On May 20, 2011, Fortune Brands, Inc. announced an agreement for the sale of its Acushnet Company golf business, including the Scotty Cameron brand, to a group led by Fila Korea Ltd., for $1.225 billion in cash. According to Gene Yoon, chairman of Fila Korea, the acquisition provides them with well-known brands to sell in emerging markets in Asia.

In July 2014, the Scotty Cameron Golf Gallery opened in Encinitas, CA serving as a brick-and-mortar retail space featuring unique putters, branded merchandise and the first-ever official Scotty Cameron putter fitting facility open to the public.

Acushnet Holdings, the parent company of golf equipment brands Titleist, FootJoy and Scotty Cameron, went public on the New York Stock Exchange (NYSE) on October 28, 2016, trading under the symbol 'GOLF'.

==Tiger Woods==
Tiger Woods used one specific Scotty Cameron putter for the majority of his career and during 14 of his 15 major championships (he used a different Scotty Cameron putter in his 1997 Masters victory). It is made of 303 German Stainless Steel. It has a single sight dot and a red "cherry dot" on both the face and in the back cavity. The putter has a blank sole and has "Tiger" on the left bumper and "Woods" on the right bumper. Woods uses a Ping grip on his putter.

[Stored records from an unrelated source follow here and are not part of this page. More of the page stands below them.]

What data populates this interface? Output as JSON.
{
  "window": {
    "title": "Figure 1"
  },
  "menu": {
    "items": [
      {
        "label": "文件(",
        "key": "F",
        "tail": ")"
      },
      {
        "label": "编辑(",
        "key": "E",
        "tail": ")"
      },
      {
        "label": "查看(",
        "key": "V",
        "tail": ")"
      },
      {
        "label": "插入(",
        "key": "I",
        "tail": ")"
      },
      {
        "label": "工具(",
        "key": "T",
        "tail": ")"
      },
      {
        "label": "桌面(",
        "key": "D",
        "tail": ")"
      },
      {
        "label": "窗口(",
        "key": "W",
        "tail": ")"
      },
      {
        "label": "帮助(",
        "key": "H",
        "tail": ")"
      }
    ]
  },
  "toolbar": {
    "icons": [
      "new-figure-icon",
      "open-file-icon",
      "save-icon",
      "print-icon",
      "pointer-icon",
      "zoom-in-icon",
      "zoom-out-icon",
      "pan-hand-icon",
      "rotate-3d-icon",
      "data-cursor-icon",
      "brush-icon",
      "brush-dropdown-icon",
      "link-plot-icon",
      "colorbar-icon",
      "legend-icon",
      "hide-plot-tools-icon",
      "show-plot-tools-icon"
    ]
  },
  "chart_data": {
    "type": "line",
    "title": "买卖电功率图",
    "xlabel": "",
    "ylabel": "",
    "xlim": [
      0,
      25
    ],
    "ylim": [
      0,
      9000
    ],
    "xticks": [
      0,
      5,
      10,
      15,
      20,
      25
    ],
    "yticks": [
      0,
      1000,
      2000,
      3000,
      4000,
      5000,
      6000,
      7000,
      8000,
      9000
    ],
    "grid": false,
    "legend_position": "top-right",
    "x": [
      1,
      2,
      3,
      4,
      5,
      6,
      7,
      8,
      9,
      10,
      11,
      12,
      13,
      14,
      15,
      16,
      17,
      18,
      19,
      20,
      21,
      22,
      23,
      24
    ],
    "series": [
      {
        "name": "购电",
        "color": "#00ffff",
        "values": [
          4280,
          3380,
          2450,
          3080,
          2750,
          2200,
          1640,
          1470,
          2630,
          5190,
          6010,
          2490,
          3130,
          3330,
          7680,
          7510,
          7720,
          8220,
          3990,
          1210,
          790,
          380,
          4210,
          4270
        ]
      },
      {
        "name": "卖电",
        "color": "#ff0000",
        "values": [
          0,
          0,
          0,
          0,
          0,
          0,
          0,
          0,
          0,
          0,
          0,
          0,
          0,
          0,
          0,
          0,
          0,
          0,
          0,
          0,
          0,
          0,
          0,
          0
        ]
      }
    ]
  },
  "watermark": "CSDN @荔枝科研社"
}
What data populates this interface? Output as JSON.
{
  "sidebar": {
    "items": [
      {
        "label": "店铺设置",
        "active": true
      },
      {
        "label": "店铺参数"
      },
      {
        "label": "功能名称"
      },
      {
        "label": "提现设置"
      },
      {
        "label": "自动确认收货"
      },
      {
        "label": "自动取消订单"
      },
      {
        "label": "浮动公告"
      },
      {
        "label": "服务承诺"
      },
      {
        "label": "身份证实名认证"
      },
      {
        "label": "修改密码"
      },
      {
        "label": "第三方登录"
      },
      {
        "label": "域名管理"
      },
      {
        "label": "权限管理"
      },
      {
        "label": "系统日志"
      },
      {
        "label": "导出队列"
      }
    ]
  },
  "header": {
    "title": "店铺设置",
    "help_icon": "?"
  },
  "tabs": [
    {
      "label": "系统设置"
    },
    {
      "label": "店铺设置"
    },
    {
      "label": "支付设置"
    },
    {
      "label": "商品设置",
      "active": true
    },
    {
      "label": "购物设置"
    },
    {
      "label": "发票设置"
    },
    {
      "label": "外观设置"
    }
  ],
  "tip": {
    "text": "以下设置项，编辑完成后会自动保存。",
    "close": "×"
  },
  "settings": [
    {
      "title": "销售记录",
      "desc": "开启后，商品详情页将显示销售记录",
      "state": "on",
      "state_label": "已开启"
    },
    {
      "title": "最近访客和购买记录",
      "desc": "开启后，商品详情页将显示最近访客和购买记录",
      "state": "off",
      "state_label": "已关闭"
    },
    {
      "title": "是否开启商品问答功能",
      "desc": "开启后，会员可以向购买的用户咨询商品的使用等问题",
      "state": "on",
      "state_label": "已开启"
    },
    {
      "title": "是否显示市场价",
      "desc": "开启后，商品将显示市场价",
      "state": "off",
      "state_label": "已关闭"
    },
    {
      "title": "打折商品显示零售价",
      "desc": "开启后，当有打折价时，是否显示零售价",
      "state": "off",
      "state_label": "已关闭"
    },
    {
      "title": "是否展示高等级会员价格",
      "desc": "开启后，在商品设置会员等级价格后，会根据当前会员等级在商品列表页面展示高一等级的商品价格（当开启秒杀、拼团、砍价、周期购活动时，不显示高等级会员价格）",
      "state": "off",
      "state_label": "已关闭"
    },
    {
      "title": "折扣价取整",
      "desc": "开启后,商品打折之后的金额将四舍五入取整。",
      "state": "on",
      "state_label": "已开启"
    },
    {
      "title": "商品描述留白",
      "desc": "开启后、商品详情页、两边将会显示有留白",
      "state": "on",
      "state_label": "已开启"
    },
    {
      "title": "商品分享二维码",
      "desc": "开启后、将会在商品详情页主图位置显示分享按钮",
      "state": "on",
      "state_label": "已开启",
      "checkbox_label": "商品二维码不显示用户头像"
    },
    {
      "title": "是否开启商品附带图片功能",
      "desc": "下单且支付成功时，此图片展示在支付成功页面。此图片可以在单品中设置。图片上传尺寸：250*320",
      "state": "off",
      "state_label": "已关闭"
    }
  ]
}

He had used a Scotty Cameron putter for all of his professional golf victories up to December 2011. His most used Scotty Cameron putter was first put into play May 1999 at the GTE Byron Nelson Classic-Where he shot 61 in his first round with the putter. This historic putter possibly was originally milled by Robert Bettinardi, as were most Scotty Cameron putters from 1992 to 1998/9

In 2010, Woods switched from the putter he had been using since 1999 to a Nike Method 001 putter. This change was not without controversy, and Woods spent almost a year experimenting with different Nike models before settling on a configuration he liked.

In 2016, at the Hero World Challenge, Woods went back to his Scotty Cameron putter after not playing a tournament in 16 months. He said the putter went back into his bag the day after Nike announced their exit from the golf equipment business. It is the same putter that he used to win 14 of his 15 majors.

In 2019, Tiger Woods used this putter to capture his 15th Major.